The CIA undertook a propaganda campaign directed at the people of Guatemala in an effort to turn them against Arbenz. According to Jim Huck, in 1954: Covert War in Guatemala:
.CIA planes dropped leaflets demanding Arbenz's resignation, while radio stations broadcast the same message. The CIA distributed over 100,000 pamphlets entitled "Chronology of Communism in Guatemala" and made three films critical of Arbenz. Over 27,000 anti-Arbenz posters and cartoons were distributed in Guatemala.
There is no doubt that Eisenhower lied. The evidence clearly reveals that there was no communist infiltration in Guatemala to establish a base from which to infiltrate other countries in the hemisphere. Arbenz was influenced by the ideals of the revolution of 1944 and set out to implement land, labour, educational, health, and political reforms to ameliorate conditions for the majority of Guatemalans. All the arguments invoked to reach the conclusion that Guatemala was infiltrated by communists are invalid and border on the absurd.

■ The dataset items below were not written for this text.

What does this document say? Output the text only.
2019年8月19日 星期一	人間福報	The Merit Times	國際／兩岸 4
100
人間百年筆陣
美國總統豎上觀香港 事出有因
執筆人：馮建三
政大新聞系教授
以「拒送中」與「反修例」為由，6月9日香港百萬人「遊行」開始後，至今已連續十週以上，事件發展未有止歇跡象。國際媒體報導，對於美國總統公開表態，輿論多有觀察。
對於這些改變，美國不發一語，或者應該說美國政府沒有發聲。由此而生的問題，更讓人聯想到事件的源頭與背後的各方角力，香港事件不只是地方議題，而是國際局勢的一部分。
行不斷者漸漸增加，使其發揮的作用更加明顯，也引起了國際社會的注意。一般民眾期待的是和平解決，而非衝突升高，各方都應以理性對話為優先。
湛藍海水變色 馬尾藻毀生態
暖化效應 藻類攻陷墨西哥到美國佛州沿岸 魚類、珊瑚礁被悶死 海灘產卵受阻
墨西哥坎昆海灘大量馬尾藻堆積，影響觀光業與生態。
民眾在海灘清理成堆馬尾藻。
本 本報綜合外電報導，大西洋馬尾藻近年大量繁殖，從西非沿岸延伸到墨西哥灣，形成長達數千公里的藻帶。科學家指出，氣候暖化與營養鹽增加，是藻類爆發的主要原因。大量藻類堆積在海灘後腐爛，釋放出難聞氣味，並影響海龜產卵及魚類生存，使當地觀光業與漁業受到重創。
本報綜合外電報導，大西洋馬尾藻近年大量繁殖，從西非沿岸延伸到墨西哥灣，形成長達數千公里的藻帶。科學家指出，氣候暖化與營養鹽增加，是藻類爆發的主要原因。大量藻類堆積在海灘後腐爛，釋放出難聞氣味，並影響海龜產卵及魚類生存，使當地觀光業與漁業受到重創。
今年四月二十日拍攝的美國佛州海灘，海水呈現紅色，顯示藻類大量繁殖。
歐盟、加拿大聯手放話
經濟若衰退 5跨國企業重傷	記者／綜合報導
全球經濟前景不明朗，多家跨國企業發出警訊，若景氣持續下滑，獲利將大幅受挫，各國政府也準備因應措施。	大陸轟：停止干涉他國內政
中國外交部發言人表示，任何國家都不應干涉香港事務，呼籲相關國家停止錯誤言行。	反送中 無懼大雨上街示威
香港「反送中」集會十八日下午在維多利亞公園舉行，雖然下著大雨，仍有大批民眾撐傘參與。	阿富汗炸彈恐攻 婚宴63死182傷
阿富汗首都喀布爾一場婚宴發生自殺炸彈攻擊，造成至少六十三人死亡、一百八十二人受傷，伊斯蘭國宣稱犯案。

Eisenhower's lies were very costly. For the next 35 years, Guatemala was ruled by brutal dictators who were supported by the United States and who reversed all the progressive reforms of the revolution in addition to murdering approximately 200,000 people.
p112
The example of American intervention in Guatemala is very instructive because of the pattern of American justification, motivation, scare tactics, and lies which repeats itself in many other cases of American intervention. The threat of Communism, protection of American corporate interests, and the threat to American security have characterized American foreign policy during the cold war.